One common lesson-learned for a python dev using json.dumps followed by json.loads is that json requires string keys, so numeric keys become strings after a serialize/deserialize cycle.

It's interesting to think about applying the same technique pyjson_tricks uses to support so many data types to dictionaries and their keys. A python dict could become a special json dict with __dict__ magic key, along with an entry for an array of arrays for the key/value pairs. Then the dictionary keys would be able to survive a serialize/deserialize cycle with their type intact.

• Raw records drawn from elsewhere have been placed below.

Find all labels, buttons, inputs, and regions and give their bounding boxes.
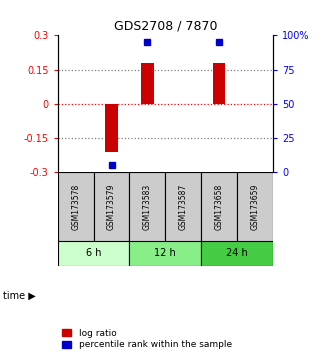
Bar [58, 241, 129, 266]
Text: 12 h: 12 h [154, 248, 176, 258]
Text: GSM173578: GSM173578 [71, 183, 80, 229]
Text: 6 h: 6 h [86, 248, 101, 258]
Text: 24 h: 24 h [226, 248, 248, 258]
Text: GSM173659: GSM173659 [250, 183, 259, 230]
Text: GSM173587: GSM173587 [179, 183, 188, 229]
Text: time ▶: time ▶ [3, 291, 36, 301]
Bar [129, 241, 201, 266]
Bar [213, 63, 225, 104]
Bar [141, 63, 154, 104]
Bar [165, 172, 201, 241]
Text: GSM173658: GSM173658 [214, 183, 224, 229]
Legend: log ratio, percentile rank within the sample: log ratio, percentile rank within the sa… [62, 329, 232, 349]
Bar [129, 172, 165, 241]
Text: GSM173579: GSM173579 [107, 183, 116, 230]
Bar [201, 172, 237, 241]
Title: GDS2708 / 7870: GDS2708 / 7870 [114, 20, 217, 33]
Bar [94, 172, 129, 241]
Bar [58, 172, 94, 241]
Bar [237, 172, 273, 241]
Bar [105, 104, 118, 152]
Bar [201, 241, 273, 266]
Text: GSM173583: GSM173583 [143, 183, 152, 229]
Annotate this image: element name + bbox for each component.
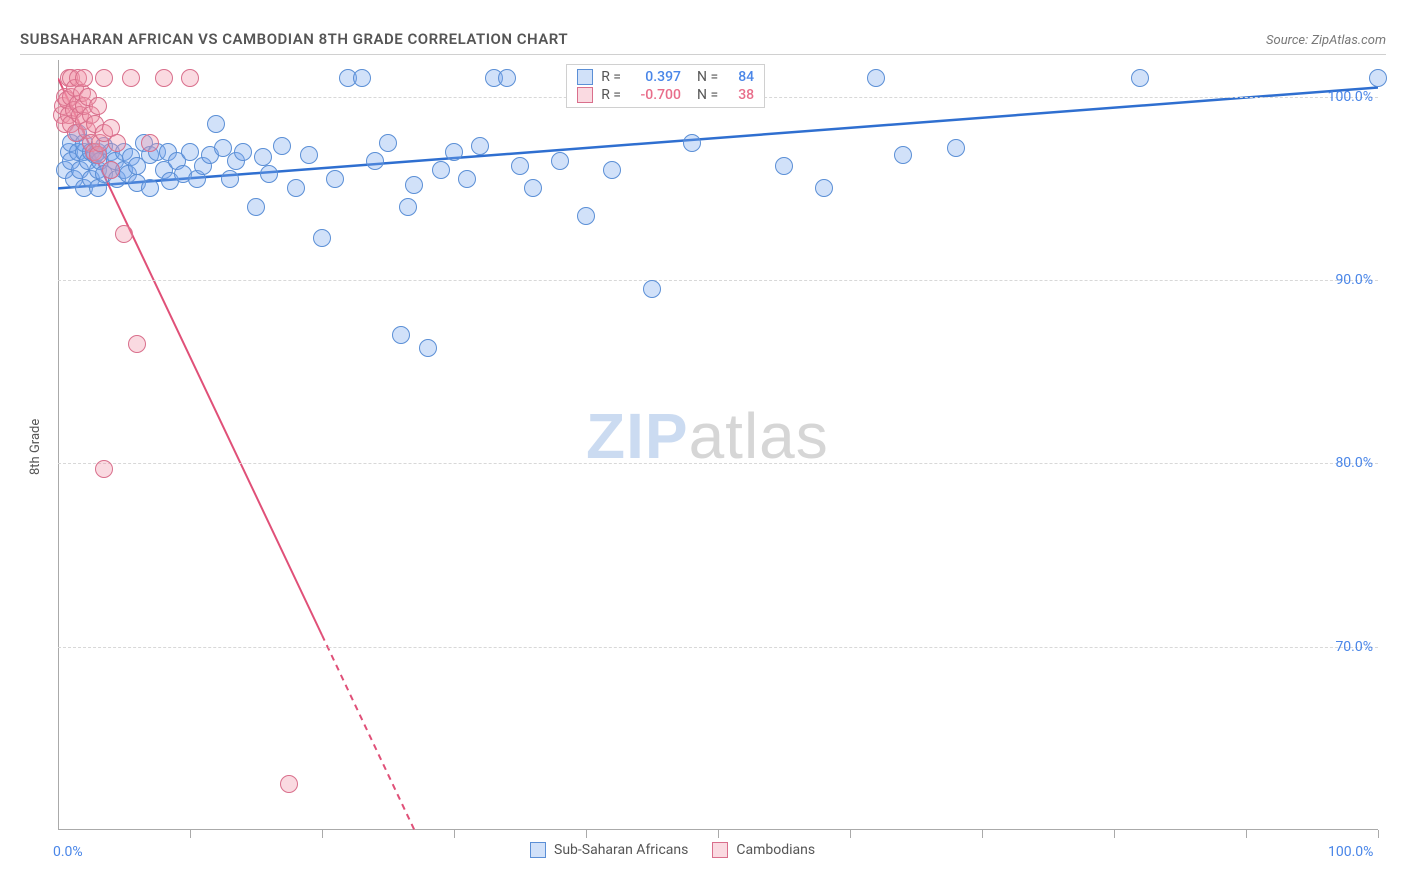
data-point — [181, 143, 199, 161]
data-point — [379, 134, 397, 152]
data-point — [353, 69, 371, 87]
source-name: ZipAtlas.com — [1311, 33, 1386, 48]
data-point — [115, 225, 133, 243]
source-label: Source: ZipAtlas.com — [1266, 33, 1386, 48]
y-tick-label: 70.0% — [1318, 639, 1373, 655]
data-point — [207, 115, 225, 133]
data-point — [399, 198, 417, 216]
data-point — [458, 170, 476, 188]
y-tick-label: 90.0% — [1318, 272, 1373, 288]
y-axis-label: 8th Grade — [28, 419, 43, 475]
data-point — [287, 179, 305, 197]
data-point — [95, 460, 113, 478]
data-point — [313, 229, 331, 247]
data-point — [577, 207, 595, 225]
gridline — [58, 647, 1378, 648]
source-prefix: Source: — [1266, 33, 1311, 48]
data-point — [392, 326, 410, 344]
legend-swatch — [577, 87, 593, 103]
legend-stat-row: R =0.397 N =84 — [577, 69, 754, 85]
data-point — [89, 97, 107, 115]
y-tick-label: 80.0% — [1318, 455, 1373, 471]
x-tick — [586, 830, 587, 838]
x-tick — [190, 830, 191, 838]
data-point — [1369, 69, 1387, 87]
x-tick — [1378, 830, 1379, 838]
x-tick — [322, 830, 323, 838]
data-point — [894, 146, 912, 164]
series-legend-label: Sub-Saharan Africans — [554, 842, 688, 858]
data-point — [405, 176, 423, 194]
data-point — [326, 170, 344, 188]
data-point — [471, 137, 489, 155]
gridline — [58, 463, 1378, 464]
correlation-legend: R =0.397 N =84 R =-0.700 N =38 — [566, 64, 765, 108]
data-point — [300, 146, 318, 164]
legend-stat-row: R =-0.700 N =38 — [577, 87, 754, 103]
data-point — [181, 69, 199, 87]
series-legend-item: Cambodians — [712, 842, 815, 858]
x-min-label: 0.0% — [53, 844, 83, 860]
data-point — [155, 69, 173, 87]
series-legend: Sub-Saharan Africans Cambodians — [530, 842, 815, 858]
x-tick — [850, 830, 851, 838]
data-point — [1131, 69, 1149, 87]
legend-swatch — [712, 842, 728, 858]
x-max-label: 100.0% — [1328, 844, 1373, 860]
data-point — [683, 134, 701, 152]
data-point — [108, 134, 126, 152]
data-point — [75, 69, 93, 87]
data-point — [234, 143, 252, 161]
trendlines-svg — [58, 60, 1378, 830]
data-point — [867, 69, 885, 87]
legend-swatch — [577, 69, 593, 85]
chart-title: SUBSAHARAN AFRICAN VS CAMBODIAN 8TH GRAD… — [20, 30, 568, 48]
x-tick — [718, 830, 719, 838]
data-point — [221, 170, 239, 188]
data-point — [815, 179, 833, 197]
data-point — [141, 134, 159, 152]
data-point — [603, 161, 621, 179]
data-point — [247, 198, 265, 216]
x-tick — [1246, 830, 1247, 838]
data-point — [122, 69, 140, 87]
x-tick — [982, 830, 983, 838]
data-point — [254, 148, 272, 166]
data-point — [280, 775, 298, 793]
data-point — [260, 165, 278, 183]
x-tick — [454, 830, 455, 838]
data-point — [947, 139, 965, 157]
x-tick — [1114, 830, 1115, 838]
plot-area — [58, 60, 1378, 830]
data-point — [432, 161, 450, 179]
series-legend-item: Sub-Saharan Africans — [530, 842, 688, 858]
data-point — [128, 335, 146, 353]
data-point — [498, 69, 516, 87]
data-point — [524, 179, 542, 197]
data-point — [643, 280, 661, 298]
data-point — [551, 152, 569, 170]
data-point — [366, 152, 384, 170]
header-bar: SUBSAHARAN AFRICAN VS CAMBODIAN 8TH GRAD… — [20, 20, 1386, 55]
data-point — [775, 157, 793, 175]
data-point — [445, 143, 463, 161]
series-legend-label: Cambodians — [736, 842, 815, 858]
legend-swatch — [530, 842, 546, 858]
data-point — [141, 179, 159, 197]
data-point — [95, 69, 113, 87]
data-point — [511, 157, 529, 175]
data-point — [273, 137, 291, 155]
y-tick-label: 100.0% — [1318, 89, 1373, 105]
gridline — [58, 280, 1378, 281]
data-point — [102, 161, 120, 179]
data-point — [419, 339, 437, 357]
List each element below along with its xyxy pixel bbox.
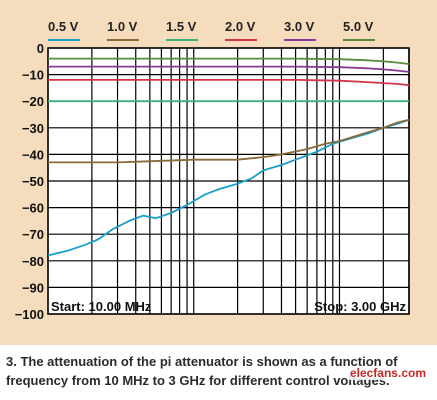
y-tick-label: 0: [37, 41, 44, 56]
legend-label: 3.0 V: [284, 19, 315, 34]
y-tick-label: −40: [22, 147, 44, 162]
y-tick-label: −80: [22, 254, 44, 269]
attenuation-chart: 0 −10 −20 −30 −40 −50 −60 −70 −80 −90 −100 0.5 V 1.0…: [15, 19, 410, 322]
series-line: [48, 118, 410, 164]
y-tick-label: −100: [15, 307, 44, 322]
legend-label: 1.5 V: [166, 19, 197, 34]
chart-frame: 0 −10 −20 −30 −40 −50 −60 −70 −80 −90 −100 0.5 V 1.0…: [0, 0, 437, 345]
series-line: [48, 57, 410, 65]
watermark-text: elecfans.com: [346, 366, 429, 380]
legend-label: 5.0 V: [343, 19, 374, 34]
y-tick-label: −60: [22, 201, 44, 216]
y-tick-label: −90: [22, 280, 44, 295]
legend-label: 0.5 V: [48, 19, 79, 34]
y-tick-label: −50: [22, 174, 44, 189]
stop-frequency-label: Stop: 3.00 GHz: [314, 299, 406, 314]
series-line: [47, 118, 410, 257]
legend-label: 2.0 V: [225, 19, 256, 34]
legend-label: 1.0 V: [107, 19, 138, 34]
start-frequency-label: Start: 10.00 MHz: [51, 299, 152, 314]
y-tick-label: −10: [22, 68, 44, 83]
y-tick-label: −30: [22, 121, 44, 136]
series-line: [48, 65, 410, 73]
plot-border: [47, 47, 410, 315]
figure-caption: 3. The attenuation of the pi attenuator …: [6, 354, 398, 388]
y-tick-label: −70: [22, 227, 44, 242]
y-tick-label: −20: [22, 94, 44, 109]
series-line: [48, 79, 410, 87]
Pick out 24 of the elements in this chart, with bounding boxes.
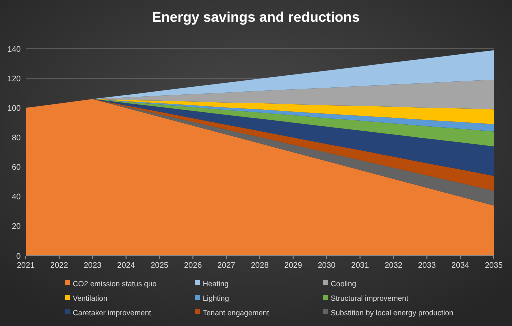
y-tick-label: 40 xyxy=(12,192,22,202)
y-tick-label: 140 xyxy=(8,44,22,54)
x-tick-label: 2028 xyxy=(251,261,270,270)
x-tick-label: 2021 xyxy=(17,261,36,270)
x-tick-label: 2031 xyxy=(351,261,370,270)
x-tick-label: 2034 xyxy=(452,261,470,270)
x-tick-label: 2022 xyxy=(50,261,69,270)
x-tick-label: 2029 xyxy=(284,261,303,270)
x-tick-label: 2024 xyxy=(117,261,136,270)
y-tick-label: 80 xyxy=(12,134,22,143)
x-tick-label: 2032 xyxy=(384,261,404,270)
x-tick-label: 2025 xyxy=(150,261,170,270)
y-tick-label: 120 xyxy=(8,74,22,84)
x-tick-label: 2035 xyxy=(485,261,504,270)
y-tick-label: 20 xyxy=(12,222,22,232)
y-tick-label: 0 xyxy=(16,252,22,261)
y-tick-label: 100 xyxy=(8,104,22,113)
x-tick-label: 2027 xyxy=(218,261,236,270)
x-tick-label: 2023 xyxy=(84,261,102,270)
y-tick-label: 60 xyxy=(12,163,22,172)
x-tick-label: 2026 xyxy=(184,261,203,270)
chart-title: Energy savings and reductions xyxy=(152,9,360,25)
x-tick-label: 2030 xyxy=(318,261,336,270)
x-tick-label: 2033 xyxy=(418,261,437,270)
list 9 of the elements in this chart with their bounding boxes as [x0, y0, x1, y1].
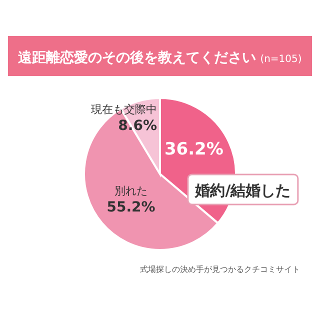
data-label: 55.2%: [106, 200, 156, 216]
slice-label: 婚約/結婚した: [194, 181, 291, 200]
chart-title: 遠距離恋愛のその後を教えてください: [17, 49, 256, 66]
slice-label: 別れた: [114, 184, 148, 198]
data-label: 36.2%: [164, 139, 224, 160]
slice-label: 現在も交際中: [91, 102, 157, 116]
text: 式場探しの決め手が見つかるクチコミサイト: [140, 265, 300, 274]
chart-subtitle: (n=105): [260, 54, 302, 65]
data-label: 8.6%: [118, 118, 157, 134]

For example, right now we have this behavior:

>>> a={1:2,3:4}
>>> json_tricks.dumps(a)
'{"1": 2, "3": 4}'
>>> json_tricks.loads(json_tricks.dumps(a))
OrderedDict([('1', 2), ('3', 4)])

Instead we could have this, with keys preserved:

>>> a={1:2,3:4}
>>> json_tricks.dumps(a)
'{"__dict__":None, keys_and_values:[[1, 2],[3, 4]]'
>>> json_tricks.loads(json_tricks.dumps(a))
OrderedDict([(1, 2),(3,4)])

pyjson_tricks lets you do a non-destructive dumps/loads cycle on a much larger set of types than regular json while avoiding the security and readability drawbacks of pickle. Having it be able to do that for dictionaries with non-string keys would increase that set of types significantly.